Sur la base d’un modèle élaboré par le FabLab de Bilbao, en Espagne, il découpe des supports de visières dans des plaques de PMMA (« Plexiglass »). « 45 minutes par plaque, sachant qu’une plaque peut fournir 42 supports », explique Philippe Jimenez équipé d’un masque de protection respiratoire FFP2, type bec de canard.

« La MJC/Créa est un incubateur d’idées avec des gens qui ont des savoir-faire », se félicite Hervé Marcillac, en soulignant « le temps de réactivité qui n’aurait peut-être pas été le même s’il avait fallu passer par le monde des administrations ou celui des entreprises ». Ici, Alain Pourtier et Morgan Bernard, assurent la mise en place des élastiques.

A chaque support sera accrochée une feuille transparente A4 en PVC, feuilles achetées chez Bureau Vallée à Millau.

Juste au-dessus, deux employés de la MJC, Alain Pourtier et Morgan Bernard, assurent la mise en place des élastiques plats de couture qui serviront à fixer le support derrière la tête.

En parallèle, 180 surblouses à usage unique, ou en tissu à partir de draps réformés de l’hôpital, sont déjà sorties des machines de découpe du FabLab. « Et nous allons en faire encore une bonne centaine la semaine prochaine », affirme Philippe Jimenez. Une fois découpés au laser, les différents morceaux sont envoyés à un réseau d’une quarantaine de couturières, activé par la MJC et qui comprend notamment les petites mains des clubs couture de la MJC, de Creissels et de Paulhe, ou encore celles de couturières indépendantes, toutes bénévoles. Et les chutes ? Elles serviront à faire des masques et à rallonger les manches des blouses des patients qui sont à manches courtes. Rien ne se perd.

Les surblouses sont découpées dans des draps réformés fournis par l’hôpital.

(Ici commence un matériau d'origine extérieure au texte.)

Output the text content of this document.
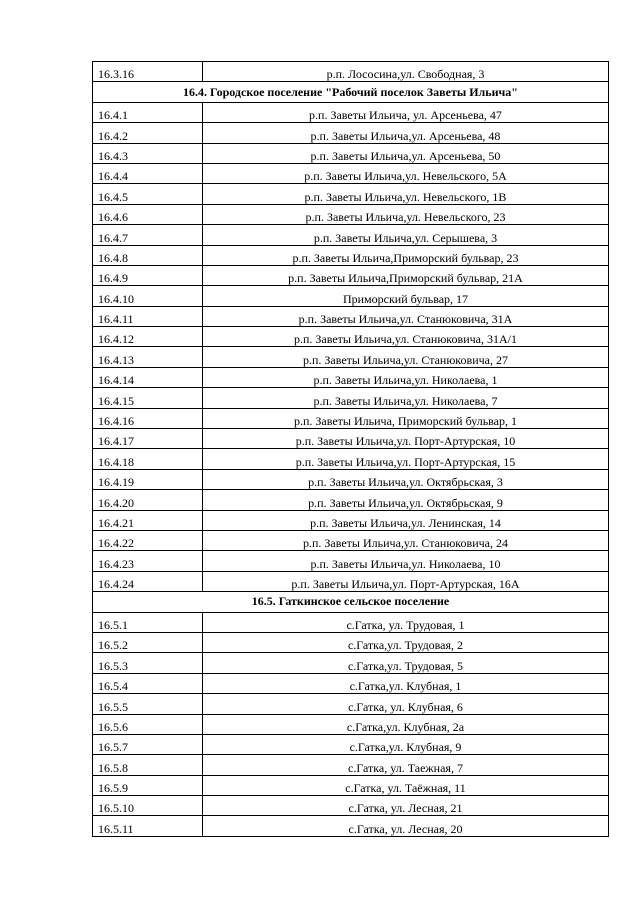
16.3.16	р.п. Лососина,ул. Свободная, 3
16.4. Городское поселение "Рабочий поселок Заветы Ильича"	
16.4.1	р.п. Заветы Ильича, ул. Арсеньева, 47
16.4.2	р.п. Заветы Ильича,ул. Арсеньева, 48
16.4.3	р.п. Заветы Ильича,ул. Арсеньева, 50
16.4.4	р.п. Заветы Ильича,ул. Невельского, 5А
16.4.5	р.п. Заветы Ильича,ул. Невельского, 1В
16.4.6	р.п. Заветы Ильича,ул. Невельского, 23
16.4.7	р.п. Заветы Ильича,ул. Серышева, 3
16.4.8	р.п. Заветы Ильича,Приморский бульвар, 23
16.4.9	р.п. Заветы Ильича,Приморский бульвар, 21А
16.4.10	Приморский бульвар, 17
16.4.11	р.п. Заветы Ильича,ул. Станюковича, 31А
16.4.12	р.п. Заветы Ильича,ул. Станюковича, 31А/1
16.4.13	р.п. Заветы Ильича,ул. Станюковича, 27
16.4.14	р.п. Заветы Ильича,ул. Николаева, 1
16.4.15	р.п. Заветы Ильича,ул. Николаева, 7
16.4.16	р.п. Заветы Ильича, Приморский бульвар, 1
16.4.17	р.п. Заветы Ильича,ул. Порт-Артурская, 10
16.4.18	р.п. Заветы Ильича,ул. Порт-Артурская, 15
16.4.19	р.п. Заветы Ильича,ул. Октябрьская, 3
16.4.20	р.п. Заветы Ильича,ул. Октябрьская, 9
16.4.21	р.п. Заветы Ильича,ул. Ленинская, 14
16.4.22	р.п. Заветы Ильича,ул. Станюковича, 24
16.4.23	р.п. Заветы Ильича,ул. Николаева, 10
16.4.24	р.п. Заветы Ильича,ул. Порт-Артурская, 16А
16.5. Гаткинское сельское поселение	
16.5.1	с.Гатка, ул. Трудовая, 1
16.5.2	с.Гатка,ул. Трудовая, 2
16.5.3	с.Гатка,ул. Трудовая, 5
16.5.4	с.Гатка,ул. Клубная, 1
16.5.5	с.Гатка, ул. Клубная, 6
16.5.6	с.Гатка,ул. Клубная, 2а
16.5.7	с.Гатка,ул. Клубная, 9
16.5.8	с.Гатка, ул. Таежная, 7
16.5.9	с.Гатка, ул. Таёжная, 11
16.5.10	с.Гатка, ул. Лесная, 21
16.5.11	с.Гатка, ул. Лесная, 20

La Ville de Millau demandeuse de matériels de protection

Et après ? « Quand on aura fini la commande de l’hôpital, la Ville de Millau est demandeuse de matériels de protection pour équiper les infirmières libérales, et les aidants, comme la police municipale et les différents métiers en contact avec le public », explique Philippe Jimenez en décollant les supports de visières d’une plaque tout juste sortie de sa découpe numérique.

Un bénévole qui ne compte pas ses heures au service des autres, mais qui reste quand même un peu amer : « C’est inadmissible que des bénévoles, des particuliers, des associations pallient une déficience de l’Etat qui a fait le choix de diminuer de façon conséquente les budgets des services publics et en particulier celui de la santé. On voit aujourd’hui directement l’impact de ces choix politiques… ». Avant de se remettre au travail.